I figured if I was recording movies, I may as well record the books I read this year too.
- EXTREMELY LOUD AND INCREDIBLY CLOSE
- Oskar is the badassest 9 year old to walk the planet. I wish i was half that cool when I was nine.
- The ending was magical and amazing and made me cry, and it's been a very long time since a book did that.
- I enjoyed the weirdness of form. Changing back and forth between stories and then having them all match up and come together is always an element I love in literature.
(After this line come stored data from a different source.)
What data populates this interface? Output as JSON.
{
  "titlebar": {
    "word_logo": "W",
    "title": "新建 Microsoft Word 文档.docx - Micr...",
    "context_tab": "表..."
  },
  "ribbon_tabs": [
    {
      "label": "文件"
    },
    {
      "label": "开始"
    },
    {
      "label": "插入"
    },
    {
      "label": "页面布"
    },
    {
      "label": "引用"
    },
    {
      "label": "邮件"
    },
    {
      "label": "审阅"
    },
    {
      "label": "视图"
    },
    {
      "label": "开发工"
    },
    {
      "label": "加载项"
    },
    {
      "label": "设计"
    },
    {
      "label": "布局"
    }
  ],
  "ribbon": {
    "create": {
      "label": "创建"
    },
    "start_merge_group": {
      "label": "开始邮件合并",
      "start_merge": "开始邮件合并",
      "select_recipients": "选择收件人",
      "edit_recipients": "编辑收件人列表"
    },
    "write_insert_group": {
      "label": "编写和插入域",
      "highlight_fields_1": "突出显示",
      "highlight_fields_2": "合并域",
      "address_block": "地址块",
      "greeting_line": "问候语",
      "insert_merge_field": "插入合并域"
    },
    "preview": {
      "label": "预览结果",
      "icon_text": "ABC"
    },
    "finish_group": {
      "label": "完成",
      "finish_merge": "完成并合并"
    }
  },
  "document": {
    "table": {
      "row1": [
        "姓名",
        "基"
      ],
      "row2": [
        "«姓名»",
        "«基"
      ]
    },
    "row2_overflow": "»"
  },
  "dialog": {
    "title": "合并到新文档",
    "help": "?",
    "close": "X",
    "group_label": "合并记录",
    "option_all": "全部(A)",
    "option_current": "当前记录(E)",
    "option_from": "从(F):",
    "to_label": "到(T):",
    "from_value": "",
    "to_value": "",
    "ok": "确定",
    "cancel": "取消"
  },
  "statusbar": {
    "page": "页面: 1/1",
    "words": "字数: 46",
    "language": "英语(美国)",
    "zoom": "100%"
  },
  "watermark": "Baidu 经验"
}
Especially when it has a KABOOM quality about it like this book did.
- THE HOURS
- Yeah I read it because of the movie, and I have to say I enjoyed the movie a lot more.
- Not that the book wasn't amazing, it was beautifully written and lyrical and awesome, but the things that were edited out from the movie were edited for a reason.
- I loved how Michael Cunningham spilt the book up into each character though.
- Meryl Streep is referenced in the book which I find to be wildly amusing.
- Basically, I'm glad Stephen Daldry knows what he's doing, the adaptation of this book was perfectly suited to the text. KUDOS to him, because I usually hate movie adaptations and have to think of them as entirely separate entities [see: harry potter, hitchhikers guide, confessions of a shopaholic, princess diaries]
- ONE HUNDRED YEARS OF SOLITUDE
- This book is only worth it if you read the whole thing, persevere through it's complicated web and you will be rewarded.
- It reminded me of how I felt at the end of Catch-22, how it's all neatly put together and orchestrated so that the end blows your freaking mind. Marquez is a genius is all I'm saying.
- If anyone does end up reading this book, have the family tree handy.